3. Shared context via a lightweight contract. This is what stuck. The shell exposed a typed API surface, and each micro-frontend consumed it through a thin SDK:

// shared-contracts/src/user.ts
export interface ShellContext {
  user: User;
  permissions: Permission[];
  featureFlags: Record<string, boolean>;
  navigate: (path: string) => void;
}

// Inside each micro-frontend
const { user, featureFlags } = useShellContext();

The key insight: treat the shell like a backend API. Version it. Document it. Don’t let consumers reach into its internals.

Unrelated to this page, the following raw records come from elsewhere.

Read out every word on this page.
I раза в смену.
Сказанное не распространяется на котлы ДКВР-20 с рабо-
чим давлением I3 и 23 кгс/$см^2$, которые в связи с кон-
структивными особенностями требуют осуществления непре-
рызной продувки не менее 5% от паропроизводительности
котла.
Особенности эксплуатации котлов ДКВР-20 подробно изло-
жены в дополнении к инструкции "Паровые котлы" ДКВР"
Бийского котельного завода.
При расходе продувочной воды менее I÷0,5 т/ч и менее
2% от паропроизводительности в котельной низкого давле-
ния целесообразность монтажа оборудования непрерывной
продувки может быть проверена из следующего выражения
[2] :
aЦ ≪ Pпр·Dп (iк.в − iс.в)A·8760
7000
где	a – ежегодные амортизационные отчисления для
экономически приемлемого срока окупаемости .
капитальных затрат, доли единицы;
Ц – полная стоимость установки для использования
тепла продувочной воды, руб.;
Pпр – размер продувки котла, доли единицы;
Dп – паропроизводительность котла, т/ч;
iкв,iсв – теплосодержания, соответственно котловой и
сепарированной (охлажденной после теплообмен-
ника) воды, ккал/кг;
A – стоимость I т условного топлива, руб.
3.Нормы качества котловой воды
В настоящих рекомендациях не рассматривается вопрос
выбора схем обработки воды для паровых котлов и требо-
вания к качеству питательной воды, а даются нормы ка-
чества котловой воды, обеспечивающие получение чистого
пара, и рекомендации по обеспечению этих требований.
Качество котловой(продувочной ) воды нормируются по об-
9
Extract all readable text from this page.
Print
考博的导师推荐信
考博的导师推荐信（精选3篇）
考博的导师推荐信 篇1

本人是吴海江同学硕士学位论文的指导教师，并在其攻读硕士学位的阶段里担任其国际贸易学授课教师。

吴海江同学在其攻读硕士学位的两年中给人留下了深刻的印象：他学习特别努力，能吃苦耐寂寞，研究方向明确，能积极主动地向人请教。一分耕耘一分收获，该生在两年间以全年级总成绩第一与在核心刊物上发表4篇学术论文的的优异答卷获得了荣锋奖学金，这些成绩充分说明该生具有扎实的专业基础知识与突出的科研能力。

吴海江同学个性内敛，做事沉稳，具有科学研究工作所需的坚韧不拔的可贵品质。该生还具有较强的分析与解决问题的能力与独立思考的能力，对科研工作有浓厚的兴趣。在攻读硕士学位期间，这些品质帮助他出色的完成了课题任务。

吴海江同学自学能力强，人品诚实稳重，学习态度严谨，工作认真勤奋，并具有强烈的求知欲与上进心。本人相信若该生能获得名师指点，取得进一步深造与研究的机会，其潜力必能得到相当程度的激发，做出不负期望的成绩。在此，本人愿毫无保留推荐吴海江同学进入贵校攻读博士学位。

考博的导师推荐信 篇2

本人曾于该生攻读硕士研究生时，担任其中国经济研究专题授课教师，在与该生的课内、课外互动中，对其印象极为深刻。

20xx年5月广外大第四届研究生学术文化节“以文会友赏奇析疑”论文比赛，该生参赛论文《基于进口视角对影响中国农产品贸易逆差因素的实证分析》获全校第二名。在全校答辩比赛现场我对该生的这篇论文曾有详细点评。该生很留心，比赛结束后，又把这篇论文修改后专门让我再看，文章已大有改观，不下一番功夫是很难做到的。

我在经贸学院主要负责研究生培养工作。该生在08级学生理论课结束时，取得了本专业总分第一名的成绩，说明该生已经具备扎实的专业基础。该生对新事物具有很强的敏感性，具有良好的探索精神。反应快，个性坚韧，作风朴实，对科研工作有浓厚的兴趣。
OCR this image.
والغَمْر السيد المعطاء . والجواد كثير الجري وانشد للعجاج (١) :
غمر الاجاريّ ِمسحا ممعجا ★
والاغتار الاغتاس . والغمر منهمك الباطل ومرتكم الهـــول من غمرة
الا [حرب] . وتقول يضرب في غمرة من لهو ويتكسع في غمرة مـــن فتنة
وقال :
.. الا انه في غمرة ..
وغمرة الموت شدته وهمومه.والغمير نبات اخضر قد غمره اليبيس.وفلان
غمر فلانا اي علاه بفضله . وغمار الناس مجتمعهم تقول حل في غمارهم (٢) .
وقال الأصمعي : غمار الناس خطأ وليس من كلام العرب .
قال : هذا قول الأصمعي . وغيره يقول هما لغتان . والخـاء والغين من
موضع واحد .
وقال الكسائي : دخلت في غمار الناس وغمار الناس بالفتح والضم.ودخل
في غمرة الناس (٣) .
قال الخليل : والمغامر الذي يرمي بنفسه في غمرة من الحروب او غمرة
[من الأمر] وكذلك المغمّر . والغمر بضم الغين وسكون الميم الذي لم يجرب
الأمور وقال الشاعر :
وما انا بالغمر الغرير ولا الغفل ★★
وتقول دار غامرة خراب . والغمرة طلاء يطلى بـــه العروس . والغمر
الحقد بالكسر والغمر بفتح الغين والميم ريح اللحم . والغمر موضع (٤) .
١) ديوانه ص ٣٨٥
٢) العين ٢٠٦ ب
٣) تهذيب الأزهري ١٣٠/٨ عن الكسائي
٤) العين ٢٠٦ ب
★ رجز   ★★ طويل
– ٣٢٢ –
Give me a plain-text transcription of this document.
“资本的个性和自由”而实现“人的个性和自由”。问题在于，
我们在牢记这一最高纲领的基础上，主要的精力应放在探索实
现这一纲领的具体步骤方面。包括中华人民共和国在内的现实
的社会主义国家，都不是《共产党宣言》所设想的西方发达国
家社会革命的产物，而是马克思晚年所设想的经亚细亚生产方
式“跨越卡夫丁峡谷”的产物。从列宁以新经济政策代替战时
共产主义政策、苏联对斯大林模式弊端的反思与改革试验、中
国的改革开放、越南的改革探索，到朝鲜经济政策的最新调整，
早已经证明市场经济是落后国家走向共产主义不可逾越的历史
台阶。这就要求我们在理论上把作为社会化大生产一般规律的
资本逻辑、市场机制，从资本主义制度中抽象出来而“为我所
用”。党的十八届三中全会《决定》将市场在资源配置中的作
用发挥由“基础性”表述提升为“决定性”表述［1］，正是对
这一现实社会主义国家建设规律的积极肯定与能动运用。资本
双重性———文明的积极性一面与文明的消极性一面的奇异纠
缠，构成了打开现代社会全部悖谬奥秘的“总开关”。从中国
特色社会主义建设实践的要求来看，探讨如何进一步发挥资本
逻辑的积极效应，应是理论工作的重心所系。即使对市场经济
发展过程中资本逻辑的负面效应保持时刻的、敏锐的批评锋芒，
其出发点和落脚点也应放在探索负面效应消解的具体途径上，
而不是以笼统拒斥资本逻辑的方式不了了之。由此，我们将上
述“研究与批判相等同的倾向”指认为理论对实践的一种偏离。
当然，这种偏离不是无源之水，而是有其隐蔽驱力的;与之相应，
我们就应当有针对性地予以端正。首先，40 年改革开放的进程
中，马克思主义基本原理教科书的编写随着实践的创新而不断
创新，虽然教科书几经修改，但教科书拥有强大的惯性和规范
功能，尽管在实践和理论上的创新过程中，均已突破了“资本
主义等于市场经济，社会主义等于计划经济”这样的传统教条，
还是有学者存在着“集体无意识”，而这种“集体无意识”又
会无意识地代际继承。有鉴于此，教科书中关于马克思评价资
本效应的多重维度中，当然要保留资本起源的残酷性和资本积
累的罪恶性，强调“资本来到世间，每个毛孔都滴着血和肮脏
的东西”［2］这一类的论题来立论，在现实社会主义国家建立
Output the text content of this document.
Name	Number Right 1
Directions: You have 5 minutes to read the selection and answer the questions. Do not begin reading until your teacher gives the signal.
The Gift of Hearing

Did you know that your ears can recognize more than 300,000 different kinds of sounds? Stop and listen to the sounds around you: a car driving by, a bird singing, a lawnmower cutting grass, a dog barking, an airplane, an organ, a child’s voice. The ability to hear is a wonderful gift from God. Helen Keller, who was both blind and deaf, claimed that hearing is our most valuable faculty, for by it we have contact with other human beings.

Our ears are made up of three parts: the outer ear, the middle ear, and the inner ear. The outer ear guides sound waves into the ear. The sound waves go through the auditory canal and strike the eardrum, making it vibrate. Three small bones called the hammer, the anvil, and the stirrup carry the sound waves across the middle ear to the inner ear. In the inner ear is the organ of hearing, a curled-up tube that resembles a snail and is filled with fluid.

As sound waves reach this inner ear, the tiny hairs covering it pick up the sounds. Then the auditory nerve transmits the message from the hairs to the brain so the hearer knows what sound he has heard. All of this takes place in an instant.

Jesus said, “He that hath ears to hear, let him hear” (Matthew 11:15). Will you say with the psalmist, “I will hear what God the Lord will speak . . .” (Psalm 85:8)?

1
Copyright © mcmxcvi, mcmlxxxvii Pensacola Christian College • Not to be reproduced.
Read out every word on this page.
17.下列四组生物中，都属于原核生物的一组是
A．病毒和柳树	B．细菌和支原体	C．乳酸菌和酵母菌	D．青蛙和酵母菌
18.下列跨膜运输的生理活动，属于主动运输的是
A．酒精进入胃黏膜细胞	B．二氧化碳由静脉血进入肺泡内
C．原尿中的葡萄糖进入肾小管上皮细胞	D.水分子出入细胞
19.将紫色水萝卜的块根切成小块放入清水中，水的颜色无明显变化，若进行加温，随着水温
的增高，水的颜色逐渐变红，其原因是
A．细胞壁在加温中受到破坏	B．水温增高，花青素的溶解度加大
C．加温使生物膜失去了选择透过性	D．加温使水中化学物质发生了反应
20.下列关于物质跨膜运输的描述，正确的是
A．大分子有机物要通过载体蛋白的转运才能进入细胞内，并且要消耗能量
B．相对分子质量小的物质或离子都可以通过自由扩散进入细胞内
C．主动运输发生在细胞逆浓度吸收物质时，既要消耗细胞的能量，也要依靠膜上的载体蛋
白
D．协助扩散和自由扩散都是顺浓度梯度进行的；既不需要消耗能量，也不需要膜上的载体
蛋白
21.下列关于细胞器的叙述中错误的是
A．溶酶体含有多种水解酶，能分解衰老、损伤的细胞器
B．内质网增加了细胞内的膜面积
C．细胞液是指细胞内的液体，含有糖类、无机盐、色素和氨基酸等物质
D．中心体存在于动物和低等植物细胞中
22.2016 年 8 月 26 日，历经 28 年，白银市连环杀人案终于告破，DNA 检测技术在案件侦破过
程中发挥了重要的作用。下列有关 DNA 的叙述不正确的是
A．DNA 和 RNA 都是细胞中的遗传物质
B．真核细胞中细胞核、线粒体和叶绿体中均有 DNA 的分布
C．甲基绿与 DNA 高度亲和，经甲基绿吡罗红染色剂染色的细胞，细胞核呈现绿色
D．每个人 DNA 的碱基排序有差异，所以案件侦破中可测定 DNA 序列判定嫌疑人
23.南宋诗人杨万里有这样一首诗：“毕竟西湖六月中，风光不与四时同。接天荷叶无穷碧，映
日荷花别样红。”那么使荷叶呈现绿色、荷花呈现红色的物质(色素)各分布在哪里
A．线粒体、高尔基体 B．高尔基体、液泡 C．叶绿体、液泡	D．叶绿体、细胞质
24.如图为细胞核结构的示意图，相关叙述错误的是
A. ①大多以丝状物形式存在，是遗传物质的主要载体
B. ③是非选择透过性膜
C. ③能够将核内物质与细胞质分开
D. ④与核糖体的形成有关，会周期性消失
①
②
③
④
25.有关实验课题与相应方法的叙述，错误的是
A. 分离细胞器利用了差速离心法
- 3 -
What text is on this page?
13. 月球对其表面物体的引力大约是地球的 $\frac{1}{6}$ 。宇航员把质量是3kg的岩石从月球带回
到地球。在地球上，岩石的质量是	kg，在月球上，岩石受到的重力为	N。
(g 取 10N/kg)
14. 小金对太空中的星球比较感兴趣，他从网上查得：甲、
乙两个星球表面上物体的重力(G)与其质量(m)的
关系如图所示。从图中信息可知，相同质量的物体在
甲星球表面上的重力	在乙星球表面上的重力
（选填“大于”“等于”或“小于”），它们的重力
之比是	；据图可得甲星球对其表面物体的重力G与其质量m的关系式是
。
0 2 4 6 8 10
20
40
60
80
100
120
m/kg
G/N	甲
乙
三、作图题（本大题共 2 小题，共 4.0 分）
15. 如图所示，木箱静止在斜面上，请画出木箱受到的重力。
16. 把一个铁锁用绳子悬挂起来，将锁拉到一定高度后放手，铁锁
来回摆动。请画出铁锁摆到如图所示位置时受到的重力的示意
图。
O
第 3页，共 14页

Authentication Was a Nightmare

Our auth flow assumed a single SPA. Tokens were stored in memory after login, and every API call grabbed them from a React context. When you split the app into multiple bundles loaded at runtime, that context doesn’t exist yet when child apps initialize.

We burned two weeks on a race condition where the billing app would mount before the auth token was available, fire off API calls, get 401s, and redirect to login — which would then succeed and redirect back, creating an infinite loop for users on slow connections.

The fix was boring but effective: the shell became the sole owner of auth state and exposed it through a promise-based API that micro-frontends awaited before rendering.

The Design System Versioning Problem

We had a shared component library. When it was a monolith, everyone was on the same version by definition. With micro-frontends, teams drifted. One team was on v2.3 of the design system, another on v2.7. Buttons looked different across pages. Users noticed.

We eventually enforced a policy: shared dependencies (React, the design system, our HTTP client) were provided by the shell as singletons. Micro-frontends declared them as externals. This solved the consistency problem but meant upgrades were coordinated — which partially defeated the “independent teams” promise.

There’s no clean answer here. Pick your tradeoff and be honest about it.

Developer Experience Degraded Before It Improved

For about three months, local development was painful. Running the full app meant starting four dev servers. Hot reload sometimes worked across boundaries, sometimes didn’t. New engineers spent their first week just getting the environment running.

We invested heavily in a CLI tool that orchestrated local development and let you run one micro-frontend against production versions of the others. That tool took a month to build and was the single best investment of the entire migration.

What I’d Do Differently

Start with a strangler pattern, not a big bang. We tried to extract all four domains simultaneously. It was chaos. I’d pick one low-risk domain, extract it fully, learn from the pain, and then move to the next.

Invest in contracts first. We defined the shell’s API as we went, which meant we redesigned it three times. If I did this again, I’d spend the first two weeks just designing the contract layer — types, versioning strategy, error handling — before writing a single line of federation config.

Consider whether you actually need micro-frontends. Seriously. If your problem is “deploys are slow and teams step on each other,” a well-configured monorepo with Turborepo or Nx, good module boundaries, and independent deploy pipelines per package might get you 80% of the benefit at 20% of the complexity. We probably could have tried that first.

Don’t underestimate the cultural shift. Micro-frontends aren’t just an architecture change — they’re an ownership change. Teams that are used to “someone else will fix it” now own their deploy, their errors, and their performance budget. Some teams thrived. Others struggled. Plan for that.

Was It Worth It?

Honestly? Yes — but barely, and only because our monolith was genuinely unworkable. Deploy times dropped from 45 minutes to under 5. Teams shipped independently. Incidents were isolated instead of cascading.

But if someone told me their 50k-line app “needs micro-frontends,” I’d push back hard. The operational overhead is real. The complexity is real. It’s a tool for a specific scale of problem, not a default architecture.

Build the monolith well first. Split it when — and only when — you’ve exhausted simpler options.